I was married December 20, 2008 and this past year of marriage has been blissful, exhilarating, hilarious, and of course at times, hard. Learning how to fight with your spouse is something that takes a rational and functional mind, as well as a quiet and loving spirit. Everyone told us, "The first year is the worst!" But really, our year was not bad at all! I mean of course we had some feuds, we are best friends! But when it comes down to reviewing the entire 12 months, I am grateful to be able to say we had way more laughs than we did fights.
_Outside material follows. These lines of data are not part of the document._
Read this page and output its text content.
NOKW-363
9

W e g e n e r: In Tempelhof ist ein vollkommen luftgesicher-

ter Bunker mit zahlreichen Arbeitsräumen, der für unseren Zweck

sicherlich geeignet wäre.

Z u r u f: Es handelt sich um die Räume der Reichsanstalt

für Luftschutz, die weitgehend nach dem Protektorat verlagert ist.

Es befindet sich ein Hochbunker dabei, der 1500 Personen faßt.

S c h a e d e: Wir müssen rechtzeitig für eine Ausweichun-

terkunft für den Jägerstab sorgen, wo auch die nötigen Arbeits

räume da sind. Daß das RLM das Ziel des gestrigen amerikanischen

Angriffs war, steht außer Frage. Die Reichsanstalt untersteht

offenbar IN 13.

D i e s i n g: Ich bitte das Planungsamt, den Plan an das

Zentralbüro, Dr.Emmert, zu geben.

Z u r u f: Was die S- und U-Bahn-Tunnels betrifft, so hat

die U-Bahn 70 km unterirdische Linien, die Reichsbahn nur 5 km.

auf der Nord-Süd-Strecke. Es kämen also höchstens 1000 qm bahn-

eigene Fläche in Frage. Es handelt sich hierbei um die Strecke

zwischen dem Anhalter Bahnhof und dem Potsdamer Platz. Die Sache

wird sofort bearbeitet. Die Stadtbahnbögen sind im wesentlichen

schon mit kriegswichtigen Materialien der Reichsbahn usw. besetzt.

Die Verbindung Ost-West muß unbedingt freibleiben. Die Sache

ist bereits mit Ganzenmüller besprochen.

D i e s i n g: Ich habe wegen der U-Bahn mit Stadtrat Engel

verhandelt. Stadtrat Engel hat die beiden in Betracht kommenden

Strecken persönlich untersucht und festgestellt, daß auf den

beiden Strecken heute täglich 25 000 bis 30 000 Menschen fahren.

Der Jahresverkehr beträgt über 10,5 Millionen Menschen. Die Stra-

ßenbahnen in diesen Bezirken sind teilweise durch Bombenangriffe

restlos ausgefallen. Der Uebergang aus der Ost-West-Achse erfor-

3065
I come from a family of five, well... six. Two parents and two big brothers and one white Labrador Retriever sister named Holly. My parents are loving and my big brothers are the best, and I received Holly for a Christmas gift 11 Christmas' ago! She immediately took to my oldest brother: he has cerebral palsy, and it would not be far-fetched to say Holly is one of his favorite things in this world. She is completely a part of our human family, she goes where we go [they really, as I don't live there anymore,] and she does everything that we [they] do. She is a gift from God and I pray she lives healthily many more years.
This is a fairly long first blog entry. Obviously there is more about me, but that brings me back to why I typically think blogs are narcissistic! So this will be a step to me. Really I would like to just explore my heart, get down to the basics of my passions and desires, and figure out where God will be taking me, especially upon graduation. At this point, I have no idea what I will do career wise. I truly enjoy genetics and therefore thought I wanted to be a genetic counselor in the prenatal specialty, but I also love hospitals and am therefore wondering if I should get an accelerated degree in nursing. I do not want to do anything that Christ does not wish...which is why I am hoping this blog can lead me and point me in His direction, as I haven't seriously "written" in a while!
Snowing outside, with 14 degree temps feeling like 2 degrees! I pray for a blizzard!